Luego de cuatro siglos de historia bajo el dominio de España, el nombre oficial de nuestra isla, de la noche a la mañana, cambió.

La Ley Jones, que entró en vigor en marzo de 1917, decretó que, a partir de ese momento, el nombre de Puerto Rico sería sustituido por una versión más anglosajona: Porto Rico.

Esta decisión estuvo atada, por un lado, al deseo de imitar la manera en que los estadounidenses pronuncian el nombre de la isla y, por otro lado, a una táctica más en la estrategia de ‘americanizar’ a los puertorriqueños. Para los Estados Unidos, era esencial ‘deshispanizar’ el territorio y movilizar a sus ciudadanos boricuas hacia la cultura estadounidense con el fin de lograr una integración completa.

Uno de los aspectos fundamentales que definen la cultura de una nación es, sin duda, su idioma. Los norteamericanos sabían que la ruta hacia la asimilación de los puertorriqueños hacia “the american way of life” tenía que comenzar por el lenguaje. Como estrategia adicional, se llegó a establecer la enseñanza obligatoria en inglés de todas las asignaturas en las escuelas del país.

Lo que no se imaginaban los congresistas de Estados Unidos es que Puerto Rico, en ese sentido, sería un hueso difícil de roer. No iba a ser tan fácil el proceso como lo había sido con los territorios que adquirieron a mitad del siglo XIX luego de la guerra contra México; aquellas vastas tierras tenían una población mínima y dispersa y el proceso de asimilación fue relativamente sencillo.

Desde el principio, los puertorriqueños mostraron un desinterés en aprender a hablar inglés y los esfuerzos de incorporar su enseñanza en las escuelas fue inefectivo. Al principio, era muy difícil conseguir maestros que pudieran enseñar en otro idioma que no fuera el español. Como respuesta, las autoridades llegaron a amenazar a los maestros con retirarles sus licencias si no seguían las directrices establecidas por el gobierno federal. La reacción del magisterio ante estas imposiciones y amenazas fue de total rebeldía, lo que complicaba la vital colaboración del sistema educativo para lograr los objetivos de asimilación que se perseguía.

Más allá del intento de imposición del idioma, el gobierno de Washington intentó forzar en los puertorriqueños la historia y la cultura anglosajona y pretendía eliminar la celebración de los días festivos locales y disminuir el énfasis en la historia y las tradiciones puertorriqueñas.

Algo así sucedió con el nombre de Porto Rico.

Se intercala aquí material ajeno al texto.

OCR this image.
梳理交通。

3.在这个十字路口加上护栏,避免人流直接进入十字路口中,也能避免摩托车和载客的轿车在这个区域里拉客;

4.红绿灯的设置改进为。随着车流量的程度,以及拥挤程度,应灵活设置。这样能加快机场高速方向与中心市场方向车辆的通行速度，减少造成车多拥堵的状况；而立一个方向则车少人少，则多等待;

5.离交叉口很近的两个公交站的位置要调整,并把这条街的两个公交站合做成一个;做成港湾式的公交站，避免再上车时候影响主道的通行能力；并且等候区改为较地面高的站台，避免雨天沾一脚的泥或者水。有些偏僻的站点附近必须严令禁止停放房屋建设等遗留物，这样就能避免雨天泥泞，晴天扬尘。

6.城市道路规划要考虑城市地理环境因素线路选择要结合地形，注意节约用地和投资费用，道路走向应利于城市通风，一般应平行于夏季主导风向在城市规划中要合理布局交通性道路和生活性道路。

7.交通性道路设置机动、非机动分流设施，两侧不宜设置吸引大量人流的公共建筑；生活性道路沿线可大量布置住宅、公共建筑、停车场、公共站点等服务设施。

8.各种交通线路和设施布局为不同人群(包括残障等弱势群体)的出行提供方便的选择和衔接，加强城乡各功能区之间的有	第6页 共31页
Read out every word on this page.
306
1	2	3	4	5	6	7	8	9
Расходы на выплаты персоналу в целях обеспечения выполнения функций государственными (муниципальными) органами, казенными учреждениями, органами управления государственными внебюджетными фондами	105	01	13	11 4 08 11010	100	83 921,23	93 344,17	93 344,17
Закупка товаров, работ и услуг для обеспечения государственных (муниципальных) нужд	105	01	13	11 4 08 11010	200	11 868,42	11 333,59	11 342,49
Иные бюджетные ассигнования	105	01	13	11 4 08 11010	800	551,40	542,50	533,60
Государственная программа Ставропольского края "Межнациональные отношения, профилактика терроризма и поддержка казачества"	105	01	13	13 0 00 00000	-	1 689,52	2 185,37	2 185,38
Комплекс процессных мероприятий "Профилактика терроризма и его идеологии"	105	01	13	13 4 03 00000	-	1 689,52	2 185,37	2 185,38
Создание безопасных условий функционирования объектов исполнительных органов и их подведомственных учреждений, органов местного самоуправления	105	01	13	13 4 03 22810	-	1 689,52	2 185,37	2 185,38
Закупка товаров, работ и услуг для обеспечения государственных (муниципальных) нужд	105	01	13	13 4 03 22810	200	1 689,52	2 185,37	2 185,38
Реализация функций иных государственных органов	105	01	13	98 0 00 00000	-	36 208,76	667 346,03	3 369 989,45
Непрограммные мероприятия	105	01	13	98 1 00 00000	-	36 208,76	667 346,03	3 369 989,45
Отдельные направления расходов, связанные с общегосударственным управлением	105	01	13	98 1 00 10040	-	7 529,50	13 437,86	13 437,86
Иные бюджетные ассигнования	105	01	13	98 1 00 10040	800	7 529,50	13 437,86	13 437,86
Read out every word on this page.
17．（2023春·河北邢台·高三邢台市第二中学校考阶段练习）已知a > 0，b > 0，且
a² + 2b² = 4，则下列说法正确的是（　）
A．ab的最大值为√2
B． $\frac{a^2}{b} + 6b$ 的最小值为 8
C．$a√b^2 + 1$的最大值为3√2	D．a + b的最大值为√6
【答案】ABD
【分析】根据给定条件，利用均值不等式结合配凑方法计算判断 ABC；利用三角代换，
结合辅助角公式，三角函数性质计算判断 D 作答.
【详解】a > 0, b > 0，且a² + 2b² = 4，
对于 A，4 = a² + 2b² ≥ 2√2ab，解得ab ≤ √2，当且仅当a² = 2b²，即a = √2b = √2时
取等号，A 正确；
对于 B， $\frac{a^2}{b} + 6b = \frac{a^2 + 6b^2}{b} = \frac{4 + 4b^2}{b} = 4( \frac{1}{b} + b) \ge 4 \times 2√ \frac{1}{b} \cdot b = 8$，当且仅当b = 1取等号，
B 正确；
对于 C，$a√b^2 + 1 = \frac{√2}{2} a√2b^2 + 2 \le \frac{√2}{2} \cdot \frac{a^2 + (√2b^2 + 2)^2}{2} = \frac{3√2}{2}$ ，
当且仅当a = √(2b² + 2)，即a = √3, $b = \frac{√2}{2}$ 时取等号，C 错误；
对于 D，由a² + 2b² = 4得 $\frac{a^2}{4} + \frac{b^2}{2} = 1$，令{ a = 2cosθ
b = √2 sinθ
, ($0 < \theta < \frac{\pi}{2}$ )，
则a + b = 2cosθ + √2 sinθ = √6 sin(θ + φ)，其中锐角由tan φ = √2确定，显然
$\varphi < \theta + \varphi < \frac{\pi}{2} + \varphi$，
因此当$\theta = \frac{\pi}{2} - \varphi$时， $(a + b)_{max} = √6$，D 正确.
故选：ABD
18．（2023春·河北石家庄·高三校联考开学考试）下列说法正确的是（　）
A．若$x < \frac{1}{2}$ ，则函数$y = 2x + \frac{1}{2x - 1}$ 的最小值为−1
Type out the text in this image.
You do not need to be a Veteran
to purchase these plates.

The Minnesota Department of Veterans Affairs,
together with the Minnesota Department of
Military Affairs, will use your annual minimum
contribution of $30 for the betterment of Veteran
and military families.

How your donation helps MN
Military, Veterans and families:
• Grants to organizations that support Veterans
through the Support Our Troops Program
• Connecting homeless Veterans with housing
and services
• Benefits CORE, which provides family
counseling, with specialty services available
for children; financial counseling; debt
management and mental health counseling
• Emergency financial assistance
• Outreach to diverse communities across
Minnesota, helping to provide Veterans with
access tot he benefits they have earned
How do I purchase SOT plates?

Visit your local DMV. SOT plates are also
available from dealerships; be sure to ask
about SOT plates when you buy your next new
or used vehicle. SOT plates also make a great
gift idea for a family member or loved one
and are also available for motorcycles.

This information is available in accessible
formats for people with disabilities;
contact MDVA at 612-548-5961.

Sospecho que a una gran parte de los puertorriqueños de la época no les resultó agradable que les cambiaran el nombre de su país sin tan siquiera haber sido consultados.

Así lo expresó en 1928 el comisionado residente de Puerto Rico en Washington, Félix Córdoba Dávila, cuando dijo que “El idioma es un factor de incuestionable importancia. El inglés aún no ha llegado al corazón del pueblo [puertorriqueño], ni es razonable esperar que esto suceda alguna vez”. Y añadió: “El lenguaje de un pueblo constituye la voz de su alma, el medio de expresar sus sentimientos y su personalidad. El amor por la lengua vernácula está arraigado en el individuo. Privarlo de su lengua materna sería cruel y despiadado”.

Sus palabras fueron proféticas.

En mayo de 1932, luego de 15 años, el Congreso de los Estados Unidos pasó una resolución en la que devolvía a nuestra isla su nombre original de Puerto Rico.

Para finales de la década del cuarenta, se abandonó el proyecto de ‘americanización’ en las escuelas y el idioma español volvió a las aulas.

Las raíces de nuestra cultura e identidad, reflejadas en nuestro idioma español, han demostrado a través del tiempo ser demasiado profundas y arraigadas en el alma de los puertorriqueños. Arrancarlas no ha sido, ni será, tarea fácil.